You can find research articles by SRRI members in Publications and software and curriculum materials in Products.

Graduate Study

Opportunities for graduate work with SRRI

The Institute itself does not offer degrees. Rather, our students enroll in a graduate degree program with another UMass department, and then choose one of our members or affiliated faculty as their research advisor. Most of the students we have sponsored have come from Psychology, Physics, and the School of Education. Students must satisfy all degree requirements for their home department, including course work and qualifying exams.

If you are interested in graduate work with SRRI, you will need to apply to a degree-granting UMass department. If you wish, you may contact us to discuss the choice of departments.

Institute History

SRRI was founded in 1987 through the efforts of its first director, Jack Lochhead.

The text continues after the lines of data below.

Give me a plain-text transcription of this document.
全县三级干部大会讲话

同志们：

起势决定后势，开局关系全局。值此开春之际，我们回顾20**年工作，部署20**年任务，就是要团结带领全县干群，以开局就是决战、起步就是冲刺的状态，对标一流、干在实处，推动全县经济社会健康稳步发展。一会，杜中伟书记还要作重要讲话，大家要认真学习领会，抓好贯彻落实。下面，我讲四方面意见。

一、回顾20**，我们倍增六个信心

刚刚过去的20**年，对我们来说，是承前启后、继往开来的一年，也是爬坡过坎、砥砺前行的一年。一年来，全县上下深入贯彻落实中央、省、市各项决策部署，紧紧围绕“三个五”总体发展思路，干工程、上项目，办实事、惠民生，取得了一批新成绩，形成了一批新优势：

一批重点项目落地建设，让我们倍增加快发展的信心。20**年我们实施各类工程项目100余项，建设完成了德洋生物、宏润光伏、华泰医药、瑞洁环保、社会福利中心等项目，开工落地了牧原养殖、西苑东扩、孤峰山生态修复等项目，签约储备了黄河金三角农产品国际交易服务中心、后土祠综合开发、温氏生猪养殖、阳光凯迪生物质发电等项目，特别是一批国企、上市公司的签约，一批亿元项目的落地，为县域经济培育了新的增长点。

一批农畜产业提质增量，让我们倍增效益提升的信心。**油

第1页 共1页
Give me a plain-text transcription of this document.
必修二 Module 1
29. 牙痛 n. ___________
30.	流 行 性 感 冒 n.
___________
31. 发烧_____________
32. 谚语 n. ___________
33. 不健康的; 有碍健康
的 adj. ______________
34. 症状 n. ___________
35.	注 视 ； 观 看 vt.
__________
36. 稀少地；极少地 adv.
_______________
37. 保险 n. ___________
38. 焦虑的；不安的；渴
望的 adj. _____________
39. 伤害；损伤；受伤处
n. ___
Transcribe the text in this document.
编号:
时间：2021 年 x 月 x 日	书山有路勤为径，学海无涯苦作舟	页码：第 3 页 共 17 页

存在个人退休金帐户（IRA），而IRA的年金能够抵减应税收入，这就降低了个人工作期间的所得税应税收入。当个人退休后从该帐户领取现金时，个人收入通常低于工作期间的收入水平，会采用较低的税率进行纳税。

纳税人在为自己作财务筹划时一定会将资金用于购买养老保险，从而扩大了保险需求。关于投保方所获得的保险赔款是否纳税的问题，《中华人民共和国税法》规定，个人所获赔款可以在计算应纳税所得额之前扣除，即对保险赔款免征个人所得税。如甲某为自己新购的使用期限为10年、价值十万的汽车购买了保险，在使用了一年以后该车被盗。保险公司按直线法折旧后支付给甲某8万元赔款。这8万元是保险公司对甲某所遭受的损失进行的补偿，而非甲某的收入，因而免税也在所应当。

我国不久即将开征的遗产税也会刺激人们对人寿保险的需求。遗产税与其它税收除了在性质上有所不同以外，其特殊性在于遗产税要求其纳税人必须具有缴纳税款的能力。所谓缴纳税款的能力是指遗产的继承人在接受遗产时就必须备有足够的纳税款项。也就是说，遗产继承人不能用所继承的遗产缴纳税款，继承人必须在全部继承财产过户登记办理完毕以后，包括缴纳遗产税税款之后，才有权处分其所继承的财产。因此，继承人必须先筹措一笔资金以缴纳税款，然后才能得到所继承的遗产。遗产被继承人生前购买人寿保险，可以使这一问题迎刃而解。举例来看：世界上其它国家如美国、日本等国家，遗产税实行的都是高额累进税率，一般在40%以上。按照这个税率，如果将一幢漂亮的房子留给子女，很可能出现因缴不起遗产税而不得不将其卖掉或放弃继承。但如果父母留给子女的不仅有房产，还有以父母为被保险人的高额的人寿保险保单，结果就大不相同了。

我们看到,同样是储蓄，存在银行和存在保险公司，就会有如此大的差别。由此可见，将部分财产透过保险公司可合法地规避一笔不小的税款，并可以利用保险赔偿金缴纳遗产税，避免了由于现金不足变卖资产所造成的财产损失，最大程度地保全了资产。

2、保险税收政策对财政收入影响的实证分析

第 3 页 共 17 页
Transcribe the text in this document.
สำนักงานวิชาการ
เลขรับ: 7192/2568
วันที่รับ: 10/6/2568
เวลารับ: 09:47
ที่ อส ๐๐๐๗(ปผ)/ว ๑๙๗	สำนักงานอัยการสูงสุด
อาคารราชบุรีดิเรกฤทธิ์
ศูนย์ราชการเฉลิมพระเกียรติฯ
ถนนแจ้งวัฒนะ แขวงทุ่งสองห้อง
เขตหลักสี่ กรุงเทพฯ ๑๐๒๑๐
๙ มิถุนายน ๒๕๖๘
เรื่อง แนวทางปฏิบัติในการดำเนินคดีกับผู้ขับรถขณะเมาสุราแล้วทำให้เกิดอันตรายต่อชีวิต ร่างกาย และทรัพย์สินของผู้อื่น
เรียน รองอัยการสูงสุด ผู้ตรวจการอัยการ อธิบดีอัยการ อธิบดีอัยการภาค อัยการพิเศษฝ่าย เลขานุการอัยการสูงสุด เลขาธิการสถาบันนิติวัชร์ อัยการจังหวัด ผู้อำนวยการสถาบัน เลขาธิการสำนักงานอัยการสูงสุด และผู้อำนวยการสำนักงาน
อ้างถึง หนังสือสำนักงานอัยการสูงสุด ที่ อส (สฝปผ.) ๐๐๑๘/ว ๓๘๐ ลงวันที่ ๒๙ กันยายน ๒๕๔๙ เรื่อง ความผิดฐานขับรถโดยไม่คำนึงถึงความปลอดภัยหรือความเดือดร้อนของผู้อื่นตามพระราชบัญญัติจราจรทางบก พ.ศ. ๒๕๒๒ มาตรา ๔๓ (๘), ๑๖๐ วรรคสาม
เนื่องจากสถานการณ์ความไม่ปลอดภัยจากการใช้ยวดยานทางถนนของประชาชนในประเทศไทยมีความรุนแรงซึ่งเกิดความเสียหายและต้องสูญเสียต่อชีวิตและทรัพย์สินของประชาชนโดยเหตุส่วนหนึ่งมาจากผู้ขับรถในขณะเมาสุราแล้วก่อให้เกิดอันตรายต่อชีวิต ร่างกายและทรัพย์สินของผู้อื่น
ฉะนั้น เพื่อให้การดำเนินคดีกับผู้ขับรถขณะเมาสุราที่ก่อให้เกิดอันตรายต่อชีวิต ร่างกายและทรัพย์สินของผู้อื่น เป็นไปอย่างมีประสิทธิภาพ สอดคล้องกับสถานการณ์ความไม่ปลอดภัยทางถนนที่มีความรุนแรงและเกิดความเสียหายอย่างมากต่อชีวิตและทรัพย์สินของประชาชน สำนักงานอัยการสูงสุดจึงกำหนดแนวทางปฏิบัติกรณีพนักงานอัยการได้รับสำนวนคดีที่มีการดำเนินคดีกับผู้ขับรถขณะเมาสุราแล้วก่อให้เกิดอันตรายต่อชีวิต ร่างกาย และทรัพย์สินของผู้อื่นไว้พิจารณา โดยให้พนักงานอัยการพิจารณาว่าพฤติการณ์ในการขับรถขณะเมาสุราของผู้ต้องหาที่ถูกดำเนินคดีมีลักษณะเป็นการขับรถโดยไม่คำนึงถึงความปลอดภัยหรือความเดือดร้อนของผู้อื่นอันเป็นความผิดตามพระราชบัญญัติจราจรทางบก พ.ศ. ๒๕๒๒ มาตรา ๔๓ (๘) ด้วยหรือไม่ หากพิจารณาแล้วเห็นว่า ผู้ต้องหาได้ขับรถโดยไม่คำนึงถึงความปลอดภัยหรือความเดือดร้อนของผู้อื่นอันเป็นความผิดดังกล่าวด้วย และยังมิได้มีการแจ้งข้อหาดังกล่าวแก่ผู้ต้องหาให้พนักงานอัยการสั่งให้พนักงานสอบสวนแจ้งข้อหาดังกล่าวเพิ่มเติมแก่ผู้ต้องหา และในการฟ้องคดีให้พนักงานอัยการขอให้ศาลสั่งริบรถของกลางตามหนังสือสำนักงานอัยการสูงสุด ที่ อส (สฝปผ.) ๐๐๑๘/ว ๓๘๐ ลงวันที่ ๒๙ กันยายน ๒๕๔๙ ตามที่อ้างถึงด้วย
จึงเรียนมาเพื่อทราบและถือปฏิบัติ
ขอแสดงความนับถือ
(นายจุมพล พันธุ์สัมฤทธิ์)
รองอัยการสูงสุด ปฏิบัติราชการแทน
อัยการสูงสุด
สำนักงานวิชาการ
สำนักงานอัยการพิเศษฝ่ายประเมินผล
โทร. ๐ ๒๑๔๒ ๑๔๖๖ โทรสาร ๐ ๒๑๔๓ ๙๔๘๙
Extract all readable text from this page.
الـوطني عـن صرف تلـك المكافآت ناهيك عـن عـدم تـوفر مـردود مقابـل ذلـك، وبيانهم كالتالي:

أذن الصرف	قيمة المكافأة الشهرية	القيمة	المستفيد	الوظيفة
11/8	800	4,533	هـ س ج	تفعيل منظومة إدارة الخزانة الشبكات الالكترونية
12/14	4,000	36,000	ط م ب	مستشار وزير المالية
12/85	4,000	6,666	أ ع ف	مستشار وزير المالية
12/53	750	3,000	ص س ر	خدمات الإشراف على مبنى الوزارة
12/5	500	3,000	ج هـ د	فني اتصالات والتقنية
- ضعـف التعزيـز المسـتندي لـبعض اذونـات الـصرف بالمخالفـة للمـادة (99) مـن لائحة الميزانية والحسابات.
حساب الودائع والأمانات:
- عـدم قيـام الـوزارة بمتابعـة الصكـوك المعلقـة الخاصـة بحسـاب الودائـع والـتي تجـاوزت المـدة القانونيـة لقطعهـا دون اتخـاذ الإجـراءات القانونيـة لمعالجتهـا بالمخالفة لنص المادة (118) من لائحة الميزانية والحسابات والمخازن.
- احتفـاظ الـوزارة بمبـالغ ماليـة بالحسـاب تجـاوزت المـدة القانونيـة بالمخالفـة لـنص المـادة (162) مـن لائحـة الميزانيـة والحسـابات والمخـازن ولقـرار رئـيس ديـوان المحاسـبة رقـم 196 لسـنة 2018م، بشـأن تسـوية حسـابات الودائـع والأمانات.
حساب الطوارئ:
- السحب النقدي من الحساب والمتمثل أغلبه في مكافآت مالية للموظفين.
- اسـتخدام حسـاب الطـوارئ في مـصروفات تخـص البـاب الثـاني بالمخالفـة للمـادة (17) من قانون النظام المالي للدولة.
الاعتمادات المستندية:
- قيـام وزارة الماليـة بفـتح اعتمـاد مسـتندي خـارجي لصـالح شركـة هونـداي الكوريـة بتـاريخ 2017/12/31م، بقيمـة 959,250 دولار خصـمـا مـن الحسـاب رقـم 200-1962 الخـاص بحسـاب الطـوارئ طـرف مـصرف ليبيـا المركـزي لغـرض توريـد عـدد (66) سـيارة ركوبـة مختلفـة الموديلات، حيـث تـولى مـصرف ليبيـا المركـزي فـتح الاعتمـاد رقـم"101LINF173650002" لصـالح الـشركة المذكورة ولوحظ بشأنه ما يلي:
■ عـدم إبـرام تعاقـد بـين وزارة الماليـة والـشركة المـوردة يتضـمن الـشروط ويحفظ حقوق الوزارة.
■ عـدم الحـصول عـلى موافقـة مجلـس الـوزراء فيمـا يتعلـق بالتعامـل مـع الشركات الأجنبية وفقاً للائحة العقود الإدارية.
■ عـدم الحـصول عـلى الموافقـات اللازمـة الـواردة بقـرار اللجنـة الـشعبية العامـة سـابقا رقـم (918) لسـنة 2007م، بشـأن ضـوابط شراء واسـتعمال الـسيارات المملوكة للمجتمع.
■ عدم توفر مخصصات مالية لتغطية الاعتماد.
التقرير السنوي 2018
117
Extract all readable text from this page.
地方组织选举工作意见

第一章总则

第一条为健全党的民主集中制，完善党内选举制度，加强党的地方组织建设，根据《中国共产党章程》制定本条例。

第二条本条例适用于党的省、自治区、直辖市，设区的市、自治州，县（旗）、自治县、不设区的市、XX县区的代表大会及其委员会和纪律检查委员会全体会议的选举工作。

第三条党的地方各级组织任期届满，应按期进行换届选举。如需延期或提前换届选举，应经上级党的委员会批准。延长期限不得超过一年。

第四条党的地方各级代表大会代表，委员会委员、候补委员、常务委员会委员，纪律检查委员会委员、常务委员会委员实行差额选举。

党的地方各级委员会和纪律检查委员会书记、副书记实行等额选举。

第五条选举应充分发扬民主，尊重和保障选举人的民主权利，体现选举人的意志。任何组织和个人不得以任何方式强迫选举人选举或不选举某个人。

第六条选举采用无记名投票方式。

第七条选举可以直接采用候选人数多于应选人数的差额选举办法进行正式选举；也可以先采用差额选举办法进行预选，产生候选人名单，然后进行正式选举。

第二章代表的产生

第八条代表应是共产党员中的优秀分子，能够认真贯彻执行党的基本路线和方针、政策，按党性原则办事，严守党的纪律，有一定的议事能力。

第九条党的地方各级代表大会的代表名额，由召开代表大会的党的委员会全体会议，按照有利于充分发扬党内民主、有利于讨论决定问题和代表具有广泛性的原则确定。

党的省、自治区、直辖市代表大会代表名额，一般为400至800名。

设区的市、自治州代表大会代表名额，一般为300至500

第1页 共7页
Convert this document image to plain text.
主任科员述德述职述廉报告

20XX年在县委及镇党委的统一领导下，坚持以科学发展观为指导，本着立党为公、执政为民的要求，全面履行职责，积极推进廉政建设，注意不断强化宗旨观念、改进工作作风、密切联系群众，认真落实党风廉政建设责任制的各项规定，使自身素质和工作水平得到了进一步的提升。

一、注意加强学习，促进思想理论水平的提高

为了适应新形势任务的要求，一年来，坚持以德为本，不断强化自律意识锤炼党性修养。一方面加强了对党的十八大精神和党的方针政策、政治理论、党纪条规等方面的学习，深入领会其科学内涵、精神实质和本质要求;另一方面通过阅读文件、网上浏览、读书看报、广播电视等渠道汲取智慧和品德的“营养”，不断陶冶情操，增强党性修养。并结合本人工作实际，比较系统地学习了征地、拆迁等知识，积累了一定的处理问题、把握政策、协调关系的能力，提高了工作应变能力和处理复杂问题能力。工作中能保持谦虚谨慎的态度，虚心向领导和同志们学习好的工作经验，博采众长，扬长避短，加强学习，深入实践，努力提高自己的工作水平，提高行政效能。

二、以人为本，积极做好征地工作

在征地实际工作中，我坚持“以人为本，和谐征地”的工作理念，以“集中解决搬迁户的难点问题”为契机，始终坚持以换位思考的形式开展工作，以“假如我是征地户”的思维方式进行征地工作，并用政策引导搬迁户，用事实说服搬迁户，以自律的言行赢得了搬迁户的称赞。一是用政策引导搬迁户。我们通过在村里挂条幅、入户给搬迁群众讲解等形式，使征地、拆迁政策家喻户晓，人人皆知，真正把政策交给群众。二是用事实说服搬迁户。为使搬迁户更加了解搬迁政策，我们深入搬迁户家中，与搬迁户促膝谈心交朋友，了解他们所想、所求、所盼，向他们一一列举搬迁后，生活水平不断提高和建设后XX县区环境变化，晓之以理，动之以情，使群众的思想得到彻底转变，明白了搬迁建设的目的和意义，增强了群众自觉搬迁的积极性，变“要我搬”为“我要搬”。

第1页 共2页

Initially, the Institute was conceived as the synthesis of three components:

  1. science education research projects, which at that time had established a ten-year funding history;
  2. the General Education Basic Math Program, originating through a grant from the Exxon Foundation but having acquired State funding, and
  3. the Cognitive Processes Research Group, an informal association of faculty researchers from several University schools and colleges.

Unfortunately, the Basic Math Program, existing as it did outside traditional University structures, was an early casualty of the severe budget cuts of the 1990s. Since then, the Institute has relied entirely on external grant funding, primarily from the National Science Foundation.